HTMLDOC was developed in the 1990’s as a documentation generator for my previous company, and has since seen a lot of usage as a report generator embedded in web servers. However, it does not support many things in “the modern web”, such as:

  • Cascading Style Sheets (CSS): While I have experimented with adding CSS support to HTMLDOC, proper CSS support is non-trivial especially for paged output (which is not well supported by CSS)
  • Encryption: HTMLDOC currently supports the older (and very insecure) PDF 1.4 (128-bit RC4) encryption. I have looked at supporting AES (256-bit) encryption…
  • Forms: HTML forms and PDF forms are very different things. While I have had many requests to add support for PDF forms over the years, I have not found a satisfactory way to do so.
  • Tables: HTMLDOC supports HTML 3.2 tables, which means no support for TBODY, THEAD, or TFOOT. I have looked at supporting THEAD and TBODY…

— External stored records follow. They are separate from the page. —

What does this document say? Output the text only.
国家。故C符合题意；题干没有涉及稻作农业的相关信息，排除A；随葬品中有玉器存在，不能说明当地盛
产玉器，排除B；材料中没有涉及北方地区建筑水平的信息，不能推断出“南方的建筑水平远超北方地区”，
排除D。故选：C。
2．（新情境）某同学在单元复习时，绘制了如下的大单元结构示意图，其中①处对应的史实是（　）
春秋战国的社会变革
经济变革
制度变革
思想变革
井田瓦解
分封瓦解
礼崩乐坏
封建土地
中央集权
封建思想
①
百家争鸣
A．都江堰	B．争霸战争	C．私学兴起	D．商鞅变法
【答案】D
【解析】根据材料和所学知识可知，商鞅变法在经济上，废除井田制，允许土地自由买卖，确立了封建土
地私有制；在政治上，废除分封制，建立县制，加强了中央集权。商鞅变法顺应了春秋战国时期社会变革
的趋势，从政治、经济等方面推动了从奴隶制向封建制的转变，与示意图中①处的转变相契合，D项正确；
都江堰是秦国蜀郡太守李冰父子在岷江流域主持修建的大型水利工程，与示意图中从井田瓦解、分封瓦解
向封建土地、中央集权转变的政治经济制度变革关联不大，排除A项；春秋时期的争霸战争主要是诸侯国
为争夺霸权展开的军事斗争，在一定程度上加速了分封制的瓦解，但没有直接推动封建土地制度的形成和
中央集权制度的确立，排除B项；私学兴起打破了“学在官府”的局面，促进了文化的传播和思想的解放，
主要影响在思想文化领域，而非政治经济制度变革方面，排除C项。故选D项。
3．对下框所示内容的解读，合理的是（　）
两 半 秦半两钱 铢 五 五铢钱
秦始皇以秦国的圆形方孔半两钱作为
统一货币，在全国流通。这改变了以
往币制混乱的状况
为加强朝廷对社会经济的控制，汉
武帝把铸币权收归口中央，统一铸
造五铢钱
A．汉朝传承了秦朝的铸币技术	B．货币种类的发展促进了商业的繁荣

  • Unicode: While HTMLDOC does support UTF-8 for “Western” languages, there is absolutely no support for languages that require dynamic rewriting or right-to-left text formatting. Basically this means you can’t use HTMLDOC to format Arabic, Chinese, Hebrew, Japanese, or other languages that are not based on latin-based alphabets that read left-to-right.

I plan to do a limited 1.9 feature release of HTMLDOC to add support for Markdown input and EPUB output. Otherwise my focus is on addressing security, build, and formatting issues and not on extending HTMLDOC to support CSS or full Unicode.